Hosni Mubarak looking strangely like Silvio Berlusconi (who also doesn’t get it) has handed over power. Once the middle classes – especially when thousands of doctors and the elderly – joined the young, it was probably all over. But earlier that evening it had looked like a dangerous stalemate. I made the mistake of watching the remarkable Peter Watkins film made in 2000 of the 1871 Paris Commune and the role of the media – and went to bed listening to all night radio full of dread of a mighty massacre. Then it was all over.
Western leaders seem to be welcoming the change in tones both avuncular and hesitant.
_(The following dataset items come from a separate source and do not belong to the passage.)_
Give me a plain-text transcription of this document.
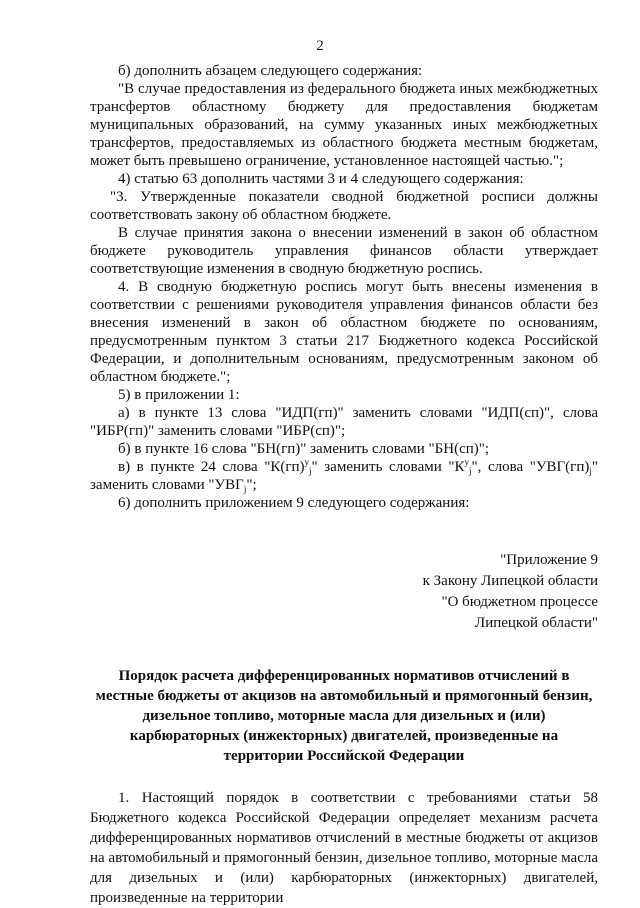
2

б) дополнить абзацем следующего содержания:

"В случае предоставления из федерального бюджета иных межбюджетных трансфертов областному бюджету для предоставления бюджетам муниципальных образований, на сумму указанных иных межбюджетных трансфертов, предоставляемых из областного бюджета местным бюджетам, может быть превышено ограничение, установленное настоящей частью.";

4) статью 63 дополнить частями 3 и 4 следующего содержания:

"3. Утвержденные показатели сводной бюджетной росписи должны соответствовать закону об областном бюджете.

В случае принятия закона о внесении изменений в закон об областном бюджете руководитель управления финансов области утверждает соответствующие изменения в сводную бюджетную роспись.

4. В сводную бюджетную роспись могут быть внесены изменения в соответствии с решениями руководителя управления финансов области без внесения изменений в закон об областном бюджете по основаниям, предусмотренным пунктом 3 статьи 217 Бюджетного кодекса Российской Федерации, и дополнительным основаниям, предусмотренным законом об областном бюджете.";

5) в приложении 1:

а) в пункте 13 слова "ИДП(гп)" заменить словами "ИДП(сп)", слова "ИБР(гп)" заменить словами "ИБР(сп)";

б) в пункте 16 слова "БН(гп)" заменить словами "БН(сп)";

в) в пункте 24 слова "К(гп)$^у_j$" заменить словами "$К^у_j$", слова "$УВГ(гп)_j$" заменить словами "$УВГ_j$";

6) дополнить приложением 9 следующего содержания:

"Приложение 9
к Закону Липецкой области
"О бюджетном процессе
Липецкой области"
Порядок расчета дифференцированных нормативов отчислений в местные бюджеты от акцизов на автомобильный и прямогонный бензин, дизельное топливо, моторные масла для дизельных и (или) карбюраторных (инжекторных) двигателей, произведенные на территории Российской Федерации

1. Настоящий порядок в соответствии с требованиями статьи 58 Бюджетного кодекса Российской Федерации определяет механизм расчета дифференцированных нормативов отчислений в местные бюджеты от акцизов на автомобильный и прямогонный бензин, дизельное топливо, моторные масла для дизельных и (или) карбюраторных (инжекторных) двигателей, произведенные на территории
An Egypt directing its own affairs, influencing the rest of the Arab League to do the same, is a whole new world. The Western media, especially those whose journalists weren’t in Cairo or Alexandria, has largely erupted into worried negativity, evidence of just how far the caricatures and fear of Islam has penetrated since 9/11.
The Muslim world is not all the same.Turkey is not Saudi Arabia.Yemen is not the Lebanon. Indonesia’s transition to democracy was peaceful. Eqypt is more secular, more educated, more cosmopolitan than we often recognise. It is also much younger and poorer than we can comprehend. Many of the institutions needed for the next stages already exist but aren’t the same as ours. The task is enormous. We might even learn a thing or two.